On the harmonic number ($H_n$) upper and lower "classical" bounds: which of those is closest to $H_n$?

Note that since $\frac1x$ is convex, then we have

$$\log(n)=\int_1^n\frac1x\,dx<\frac12+\sum_{k=2}^{n-1}\frac1k+\frac1{2n}\tag1$$

Rearranging $(1)$ reveals

$$H_n-\log(n)>\frac12+\frac1{2n}>\frac12$$

Therefore, we have

$$H_n>\log(n)+\frac12$$

Consider the sequence $H_n-\log(n)$. Jensen's Inequality says $$ \begin{align} (H_n-\log(n))-(H_{n+1}-\log(n+1)) &=\log\left(1+\frac1n\right)-\frac1{n+1}\\ &=\int_n^{n+1}\frac1x\,\mathrm{d}x-\frac1{n+1}\\ &\ge\left(\int_n^{n+1}x\,\mathrm{d}x\right)^{-1}-\frac1{n+1}\\ &=\frac1{n+\frac12}-\frac1{n+1}\\ &=\frac1{(2n+1)(n+1)}\\ &\ge\frac1{(2n+1)\left(n+\frac32\right)}\\ &=\frac1{2n+1}-\frac1{2n+3}\tag1 \end{align} $$ Thus, $H_n-\log(n)$ is a decreasing sequence and the limit is $\gamma$, the Euler-Mascheroni Constant.

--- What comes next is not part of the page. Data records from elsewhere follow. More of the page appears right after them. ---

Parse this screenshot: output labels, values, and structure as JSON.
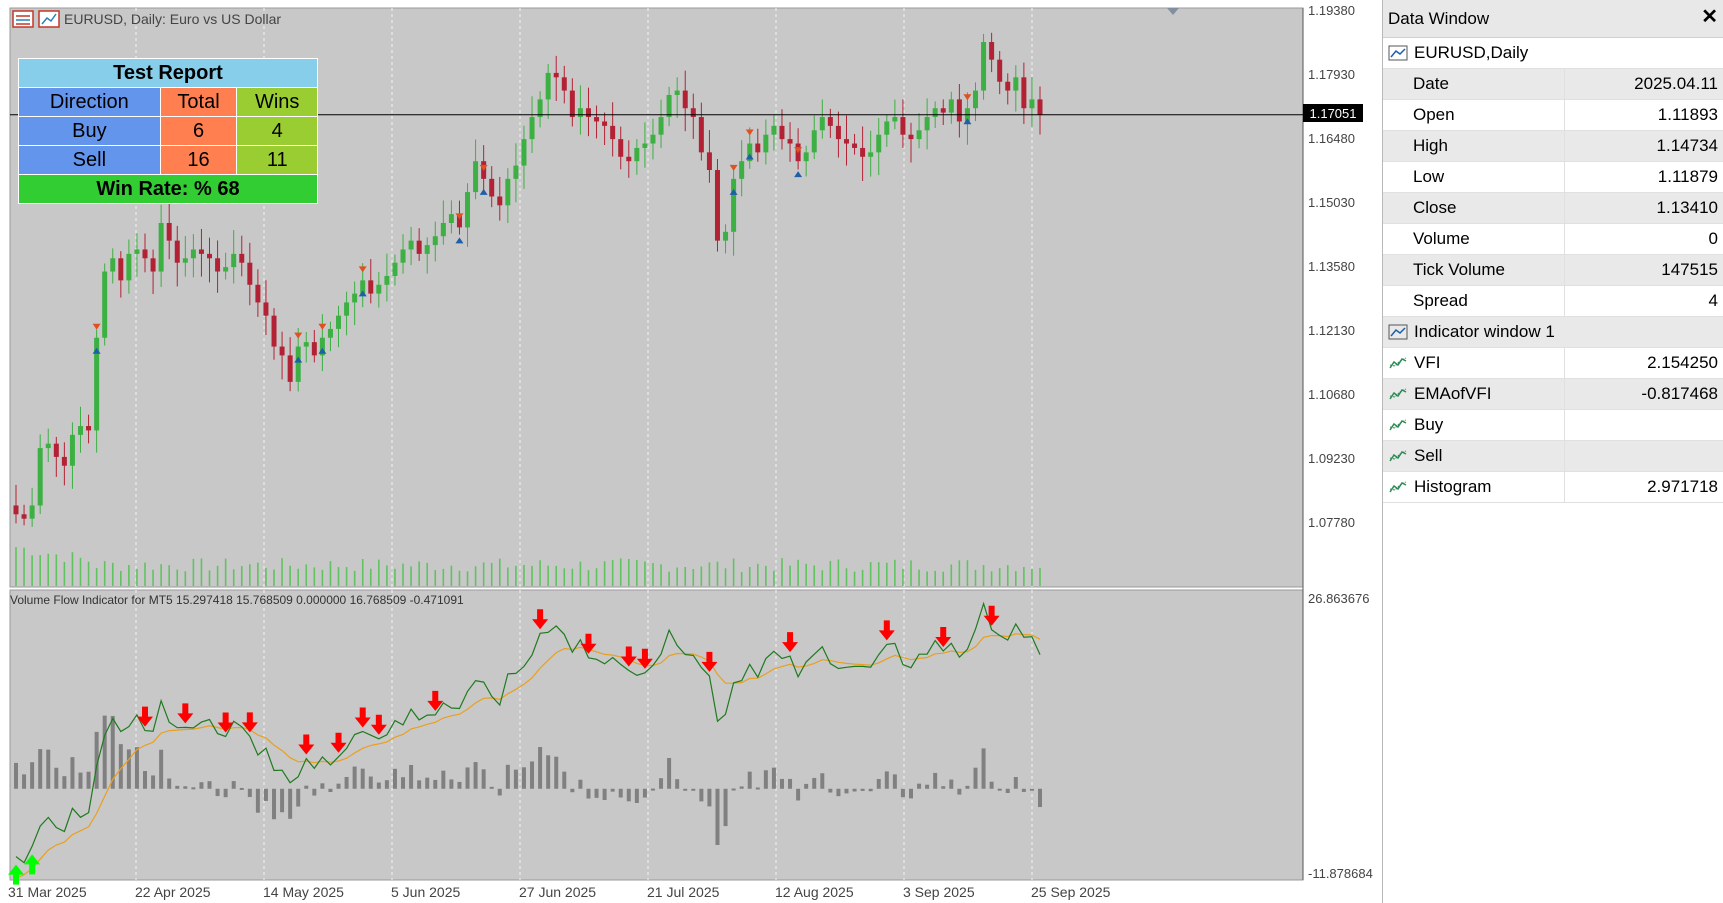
{
  "window": {
    "symbol_title": "EURUSD, Daily:  Euro vs US Dollar"
  },
  "report": {
    "title": "Test Report",
    "headers": [
      "Direction",
      "Total",
      "Wins"
    ],
    "rows": [
      {
        "direction": "Buy",
        "total": "6",
        "wins": "4"
      },
      {
        "direction": "Sell",
        "total": "16",
        "wins": "11"
      }
    ],
    "win_rate": "Win Rate: %  68"
  },
  "price_axis": [
    "1.19380",
    "1.17930",
    "1.16480",
    "1.15030",
    "1.13580",
    "1.12130",
    "1.10680",
    "1.09230",
    "1.07780"
  ],
  "current_price": "1.17051",
  "indicator": {
    "label": "Volume Flow Indicator for MT5 15.297418 15.768509 0.000000 16.768509 -0.471091",
    "axis_top": "26.863676",
    "axis_bottom": "-11.878684"
  },
  "time_axis": [
    "31 Mar 2025",
    "22 Apr 2025",
    "14 May 2025",
    "5 Jun 2025",
    "27 Jun 2025",
    "21 Jul 2025",
    "12 Aug 2025",
    "3 Sep 2025",
    "25 Sep 2025"
  ],
  "colors": {
    "background": "#c8c8c8",
    "bull": "#3cb043",
    "bear": "#b22234",
    "vfi_line": "#1f7a1f",
    "ema_line": "#e8a020",
    "sell_arrow": "#ff0000",
    "buy_arrow": "#00ff00",
    "volume": "#5fc35f",
    "histogram": "#808080"
  },
  "data_window": {
    "title": "Data Window",
    "symbol": "EURUSD,Daily",
    "fields": [
      {
        "label": "Date",
        "value": "2025.04.11"
      },
      {
        "label": "Open",
        "value": "1.11893"
      },
      {
        "label": "High",
        "value": "1.14734"
      },
      {
        "label": "Low",
        "value": "1.11879"
      },
      {
        "label": "Close",
        "value": "1.13410"
      },
      {
        "label": "Volume",
        "value": "0"
      },
      {
        "label": "Tick Volume",
        "value": "147515"
      },
      {
        "label": "Spread",
        "value": "4"
      }
    ],
    "indicator_group": "Indicator window 1",
    "indicator_fields": [
      {
        "label": "VFI",
        "value": "2.154250"
      },
      {
        "label": "EMAofVFI",
        "value": "-0.817468"
      },
      {
        "label": "Buy",
        "value": ""
      },
      {
        "label": "Sell",
        "value": ""
      },
      {
        "label": "Histogram",
        "value": "2.971718"
      }
    ]
  },
  "chart_data": {
    "type": "candlestick",
    "symbol": "EURUSD",
    "timeframe": "Daily",
    "closes": [
      1.08,
      1.079,
      1.082,
      1.095,
      1.096,
      1.093,
      1.091,
      1.098,
      1.1,
      1.099,
      1.12,
      1.135,
      1.138,
      1.133,
      1.139,
      1.14,
      1.138,
      1.135,
      1.146,
      1.142,
      1.137,
      1.138,
      1.14,
      1.139,
      1.138,
      1.135,
      1.136,
      1.139,
      1.137,
      1.132,
      1.128,
      1.125,
      1.118,
      1.116,
      1.11,
      1.118,
      1.119,
      1.116,
      1.12,
      1.122,
      1.125,
      1.128,
      1.13,
      1.133,
      1.13,
      1.132,
      1.134,
      1.137,
      1.14,
      1.142,
      1.139,
      1.141,
      1.143,
      1.146,
      1.148,
      1.145,
      1.153,
      1.16,
      1.156,
      1.152,
      1.15,
      1.156,
      1.159,
      1.165,
      1.17,
      1.174,
      1.18,
      1.179,
      1.176,
      1.17,
      1.172,
      1.17,
      1.169,
      1.168,
      1.165,
      1.161,
      1.16,
      1.163,
      1.164,
      1.166,
      1.17,
      1.175,
      1.176,
      1.172,
      1.17,
      1.162,
      1.158,
      1.142,
      1.144,
      1.156,
      1.16,
      1.164,
      1.162,
      1.166,
      1.168,
      1.165,
      1.164,
      1.16,
      1.162,
      1.167,
      1.17,
      1.168,
      1.165,
      1.164,
      1.163,
      1.161,
      1.162,
      1.166,
      1.169,
      1.17,
      1.166,
      1.165,
      1.167,
      1.17,
      1.172,
      1.171,
      1.174,
      1.169,
      1.172,
      1.176,
      1.187,
      1.183,
      1.178,
      1.176,
      1.179,
      1.172,
      1.174,
      1.1705
    ],
    "volume": "tick volume bars",
    "indicator": {
      "name": "Volume Flow Indicator",
      "series": [
        "VFI",
        "EMAofVFI",
        "Histogram"
      ]
    }
  }
}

Furthermore, summing $(1)$ yields $$ H_n-\log(n)\ge\gamma+\frac1{2n+1}\tag2 $$ As shown in this answer, $\gamma=0.57721566490153286060651209$. Thus, $H_n-\log(n)$ is closer to $1$ than to $\frac1n$ for $n\ge2$.

---

We can get an upper bound on $H_n-\log(n)$ as follows $$ \begin{align} (H_n-\log(n))-(H_{n+1}-\log(n+1)) &=\log\left(1+\frac1n\right)-\frac1{n+1}\\ &=\int_0^{1/n}\frac{x}{(1+x)^2}\,\mathrm{d}x\\ &\le\int_0^{1/n}x\,\mathrm{d}x\\ &=\frac1{2n^2}\\ &\le\frac1{2n-1}-\frac1{2n+1}\tag3 \end{align} $$ Summing $(3)$ yields $$ H_n-\log(n)\le\gamma+\frac1{2n-1}\tag4 $$

I finally got a proof. The area under $1/x$ from 1 to $n$

$\;\displaystyle \int_{1}^n \frac{1}{x}\, dx = \ln n\;$

could be bounded by using the trapezoidal rule. As a result,

$\displaystyle \sum_{k=1}^{n-1} \frac{1}{2}\left(\frac{1}{k} + \frac{1}{k+1}\right)1 \; \; > \;\; \ln n$

which implies that

$\displaystyle H_n \;\; > \;\; \ln n \,+\, \frac{1}{2} \,+\, \frac{1}{2n}$

by using the definition of $H_n$ in the summation.